Leslie Ten Broeck runs clinical services at Pinebrook. She says this region is seeing a “vast increase” in the number of people needing help. Adolescents and adults.
“Every clinic now has a waiting list for services. We can usually get people in on a triage basis, but I just met with the outpatient team this morning and we’re really struggling to provide openings,” Ten Broeck says.
Another factor is the economic fallout from the pandemic including people losing jobs and health insurance. Ten Broeck says that’s making it harder for people to pay for the care their kids need.
And on top of that, early in the pandemic, a lot of schools closed and went remote. That meant young people lost some of their usual, free, mental health supports.
Dr. Tami Benton, Psychiatrist-in-Chief at the Children’s Hospital of Philadelphia, explained some children were left without anything. That had consequences.
“A lot of those kids weren’t struggling per se, but they had a lot more support in their environment. So once the school closed, and once they couldn’t see their friends anymore, and once they couldn’t see the therapist, either, the kids who were complaining about anxiety, or had mild anxiety, or mild depressive symptoms, they got worse,” Benton says.
The pandemic moved many private providers into the virtual space, she says. That meant kids didn’t get in-person, eye-to-eye care. She says that pushed teens who needed more significant treatment into the ER.
“Social isolation for young people is really, really very hard because most of the responsibilities of development really are about establishing relationships with other people,”Benton says.
Robin Carmody, also from Pinebrook, is seeing this firsthand. She’s a therapist at Liberty High School in Bethlehem. She says the hallways are quiet. The school is on a hybrid schedule so kids learn in a building, together, two days a week. The rest is online. And in the cafeteria, teens aren’t allowed to sit close to each other.
It’s sad, Carmody says. Grades and attendance at Liberty have both gone down. And at the same time, older students have taken on more responsibility at home.
“Often I’m doing a session with a student online, and they may have a sibling on their lap, or they’re cooking dinner,” she says.
Carmody is seeing more teens dealing with isolation and anxiety. Without as much face-to-face time, she has fewer chances to intervene when kids are stressed.
“One of the greatest things about my job is that we often can deal with problems as they’re happening. If a student is arguing with the teacher or they just broke up with their boyfriend, it looks so big when it’s happening. So, if you can grab that student and talk to them while this is happening, and let them learn coping skills, how to work with that. It’s magic, but now, that’s kind of not happening as often,” she says.

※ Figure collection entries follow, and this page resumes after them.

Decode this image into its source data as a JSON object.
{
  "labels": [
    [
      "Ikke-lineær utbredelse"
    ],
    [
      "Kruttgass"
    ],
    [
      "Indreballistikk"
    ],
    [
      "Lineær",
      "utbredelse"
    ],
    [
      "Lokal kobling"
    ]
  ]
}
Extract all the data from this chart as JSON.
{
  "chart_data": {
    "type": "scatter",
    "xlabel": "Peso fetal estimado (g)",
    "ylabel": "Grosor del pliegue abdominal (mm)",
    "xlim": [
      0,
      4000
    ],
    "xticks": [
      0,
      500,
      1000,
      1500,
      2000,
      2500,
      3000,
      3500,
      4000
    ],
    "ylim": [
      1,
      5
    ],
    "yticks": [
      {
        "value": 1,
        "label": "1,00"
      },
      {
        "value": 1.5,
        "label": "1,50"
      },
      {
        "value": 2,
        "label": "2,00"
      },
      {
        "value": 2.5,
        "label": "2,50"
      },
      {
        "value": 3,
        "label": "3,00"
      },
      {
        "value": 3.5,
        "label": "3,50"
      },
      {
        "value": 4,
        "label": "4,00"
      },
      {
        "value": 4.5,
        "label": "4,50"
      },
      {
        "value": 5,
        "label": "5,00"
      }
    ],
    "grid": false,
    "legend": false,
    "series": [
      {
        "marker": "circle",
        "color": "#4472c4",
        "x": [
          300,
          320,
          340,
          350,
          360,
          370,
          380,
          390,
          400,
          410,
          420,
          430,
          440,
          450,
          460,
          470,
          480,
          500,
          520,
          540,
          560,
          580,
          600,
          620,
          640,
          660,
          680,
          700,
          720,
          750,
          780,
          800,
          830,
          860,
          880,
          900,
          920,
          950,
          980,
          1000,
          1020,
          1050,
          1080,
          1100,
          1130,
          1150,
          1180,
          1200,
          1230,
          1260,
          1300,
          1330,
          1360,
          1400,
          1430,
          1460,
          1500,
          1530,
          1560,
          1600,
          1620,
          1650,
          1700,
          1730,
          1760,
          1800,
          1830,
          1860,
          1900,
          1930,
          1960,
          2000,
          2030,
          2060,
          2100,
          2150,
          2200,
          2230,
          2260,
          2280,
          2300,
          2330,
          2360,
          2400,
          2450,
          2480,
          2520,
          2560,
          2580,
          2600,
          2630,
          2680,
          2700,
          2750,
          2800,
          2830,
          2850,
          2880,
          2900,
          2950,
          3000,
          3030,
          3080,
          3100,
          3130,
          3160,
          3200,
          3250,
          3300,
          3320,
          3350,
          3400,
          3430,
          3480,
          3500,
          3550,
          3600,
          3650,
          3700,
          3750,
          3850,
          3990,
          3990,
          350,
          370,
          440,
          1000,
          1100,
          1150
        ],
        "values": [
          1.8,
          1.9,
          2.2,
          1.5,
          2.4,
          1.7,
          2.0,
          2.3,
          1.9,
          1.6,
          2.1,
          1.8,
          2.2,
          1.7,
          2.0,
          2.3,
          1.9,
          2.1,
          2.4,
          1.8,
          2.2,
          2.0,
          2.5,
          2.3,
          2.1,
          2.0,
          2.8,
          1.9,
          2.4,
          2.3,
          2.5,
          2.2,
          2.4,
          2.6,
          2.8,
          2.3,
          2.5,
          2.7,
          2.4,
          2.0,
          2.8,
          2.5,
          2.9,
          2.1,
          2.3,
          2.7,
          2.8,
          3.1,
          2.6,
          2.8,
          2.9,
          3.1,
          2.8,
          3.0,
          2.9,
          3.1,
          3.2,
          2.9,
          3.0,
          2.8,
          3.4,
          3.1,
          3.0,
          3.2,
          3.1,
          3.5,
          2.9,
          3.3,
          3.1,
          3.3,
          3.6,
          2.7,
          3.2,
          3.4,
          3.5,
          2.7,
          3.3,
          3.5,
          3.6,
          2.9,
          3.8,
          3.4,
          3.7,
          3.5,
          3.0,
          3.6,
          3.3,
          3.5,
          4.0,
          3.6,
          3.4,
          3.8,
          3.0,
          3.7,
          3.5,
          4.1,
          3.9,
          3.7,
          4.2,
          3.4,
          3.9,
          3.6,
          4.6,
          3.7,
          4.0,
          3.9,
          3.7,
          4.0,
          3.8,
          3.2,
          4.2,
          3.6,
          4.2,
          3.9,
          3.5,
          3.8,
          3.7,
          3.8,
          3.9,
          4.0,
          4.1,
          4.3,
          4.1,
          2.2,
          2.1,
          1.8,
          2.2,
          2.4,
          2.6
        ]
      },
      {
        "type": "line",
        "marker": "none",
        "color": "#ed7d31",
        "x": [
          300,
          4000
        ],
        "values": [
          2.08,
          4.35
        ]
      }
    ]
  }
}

Carmody is seeing a rise in teen mental health complaints. But there’s another challenge connected to the pandemic, as well.
Guy Weissinger is an assistant professor at Villanova University.
“It’s not the fault of any one [person], it’s just that we’ve changed the context. Everything’s gone to Zoom and telehealth,” Weissinger says.
He says his ongoing research has found “much lower rates” of screening for mental health issues in adolescents at primary care offices and schools.
Before the pandemic, a teen could just fill out a questionnaire and check a box to show they were struggling. Weissinger says “saying it” on a video call from home with the volume blaring may be more difficult.
“Rather than handing a teen an iPad where they can kind of fill out some questionnaires about how they’ve been feeling. A lot of the time now, it’s someone who’s talking to them while they’re sitting in their own living room. People can overhear and it’s a really different context,” Weissinger says.
It’s unclear when kids will be able to go back to school five days a week but when they do, it may help with some of these issues.
But it’s not just the kids who aren’t alright. Pinebrook’s Leslie Ten Broeck says local mental health providers are also “maxed out” and seeking therapy for themselves.